Last week, the DEA released a report detailing the new generation of leadership in Tijuana's Arellano Félix cartel, naming Luis Fernando Sánchez Arellano as the group's new leader. Sánchez Arellano is the oldest son of Enedina Arellano Félix, the sister of the group's founders and herself a major figure in the organization. After the capture/killing (virtually all in the last few years) of Ramón, Benjamín, Francisco Javier, Eduardo, Francisco Rafael, and Carlos Arellano Félix, Luis Fernando Sanchéz Arellano is said to represent the rise of the next generation. Wikipedia says he's 42, while this article says he's 34; but whatever the case, he's young, as are the rest of the new generation.

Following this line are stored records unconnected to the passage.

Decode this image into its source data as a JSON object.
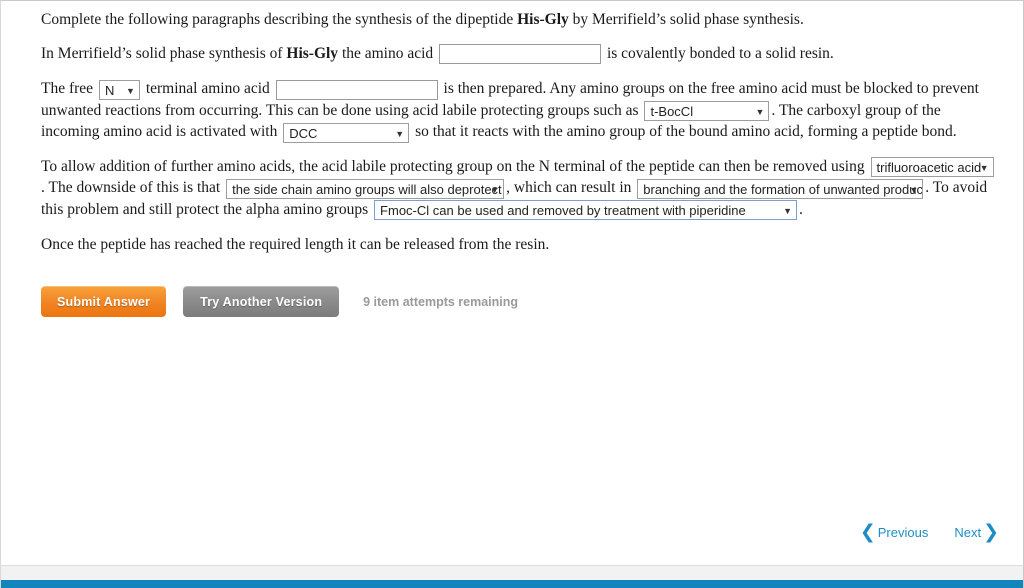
{
  "question": {
    "intro": {
      "before_bold": "Complete the following paragraphs describing the synthesis of the dipeptide ",
      "bold": "His-Gly",
      "after_bold": " by Merrifield’s solid phase synthesis."
    },
    "paragraph1": {
      "part1": "In Merrifield’s solid phase synthesis of ",
      "bold": "His-Gly",
      "part2": " the amino acid ",
      "part3": " is covalently bonded to a solid resin."
    },
    "paragraph2": {
      "part1": "The free ",
      "part2": " terminal amino acid ",
      "part3": " is then prepared. Any amino groups on the free amino acid must be blocked to prevent unwanted reactions from occurring. This can be done using acid labile protecting groups such as ",
      "part4": ". The carboxyl group of the incoming amino acid is activated with ",
      "part5": " so that it reacts with the amino group of the bound amino acid, forming a peptide bond."
    },
    "paragraph3": {
      "part1": "To allow addition of further amino acids, the acid labile protecting group on the N terminal of the peptide can then be removed using ",
      "part2": ". The downside of this is that ",
      "part3": ", which can result in ",
      "part4": ". To avoid this problem and still protect the alpha amino groups ",
      "part5": "."
    },
    "paragraph4": "Once the peptide has reached the required length it can be released from the resin."
  },
  "inputs": {
    "resin_amino_acid": {
      "value": "",
      "placeholder": ""
    },
    "terminal_amino_acid": {
      "value": "",
      "placeholder": ""
    }
  },
  "dropdowns": {
    "terminal": {
      "value": "N",
      "caret": "▼"
    },
    "protecting_group": {
      "value": "t-BocCl",
      "caret": "▼"
    },
    "activator": {
      "value": "DCC",
      "caret": "▼"
    },
    "deprotect_reagent": {
      "value": "trifluoroacetic acid",
      "caret": "▼"
    },
    "side_chain": {
      "value": "the side chain amino groups will also deprotect",
      "caret": "▼"
    },
    "result": {
      "value": "branching and the formation of unwanted products",
      "caret": "▼"
    },
    "fmoc": {
      "value": "Fmoc-Cl can be used and removed by treatment with piperidine",
      "caret": "▼"
    }
  },
  "actions": {
    "submit_label": "Submit Answer",
    "try_another_label": "Try Another Version",
    "attempts_text": "9 item attempts remaining"
  },
  "navigation": {
    "previous_label": "Previous",
    "previous_chevron": "❮",
    "next_label": "Next",
    "next_chevron": "❯"
  },
  "colors": {
    "submit_orange": "#ef8020",
    "try_another_gray": "#8a8a8a",
    "link_blue": "#1f8dc4",
    "footer_bar_blue": "#1385bd",
    "attempts_gray": "#9a9a9a"
  }
}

Maybe I'm imagining it, but I wonder why the DEA seems to show a disproportionate amount of attention to the Arellano Félix group. It's an important organization in a vital city, but it's less responsible for the chaos in Mexico than the Zetas, the Sinaloa capos, and the Juárez gangs. And there's plenty of unanswered questions about all of the preceding. Part of it may be that the DEA can actually point to some successes with the Arellanos. Who knows?

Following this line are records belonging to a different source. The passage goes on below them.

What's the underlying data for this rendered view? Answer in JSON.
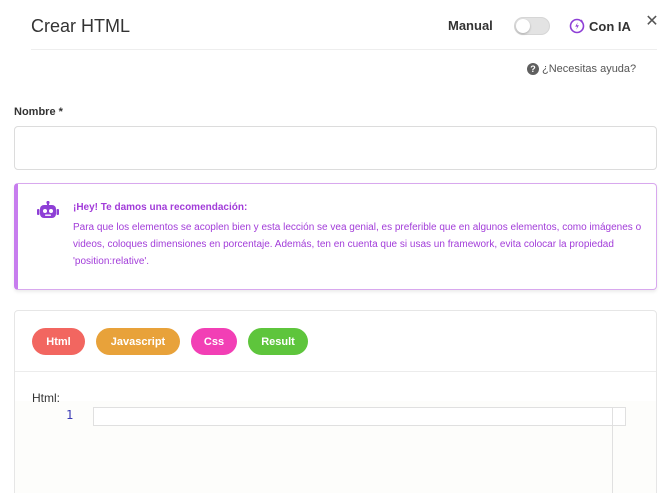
{
  "header": {
    "title": "Crear HTML",
    "manual_label": "Manual",
    "toggle_on": false,
    "ia_label": "Con IA",
    "close_symbol": "✕"
  },
  "help": {
    "text": "¿Necesitas ayuda?"
  },
  "form": {
    "name_label": "Nombre *",
    "name_value": "",
    "name_placeholder": ""
  },
  "tip": {
    "title": "¡Hey! Te damos una recomendación:",
    "body": "Para que los elementos se acoplen bien y esta lección se vea genial, es preferible que en algunos elementos, como imágenes o videos, coloques dimensiones en porcentaje. Además, ten en cuenta que si usas un framework, evita colocar la propiedad 'position:relative'."
  },
  "editor": {
    "tabs": [
      {
        "label": "Html"
      },
      {
        "label": "Javascript"
      },
      {
        "label": "Css"
      },
      {
        "label": "Result"
      }
    ],
    "code_label": "Html:",
    "line_number": "1"
  },
  "colors": {
    "tip_text": "#a23cd9",
    "tip_border": "#c77dee",
    "tab_html": "#f26660",
    "tab_js": "#e8a23a",
    "tab_css": "#f23fb5",
    "tab_result": "#5ec53c",
    "ia_icon": "#8e3fd6"
  }
}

Whatever the case, this report is an implicit contradiction of the victorious tone from the DEA when Francisco Javier was arrested in 2006: "We've taken the head off the snake," was the formulation of the Chief of Operations Michael Braun. Even if you accept that explanation (and many experts did not), if murders in Tijuana jumped by 500 from 2007 to 2008, what good did the decapitation do?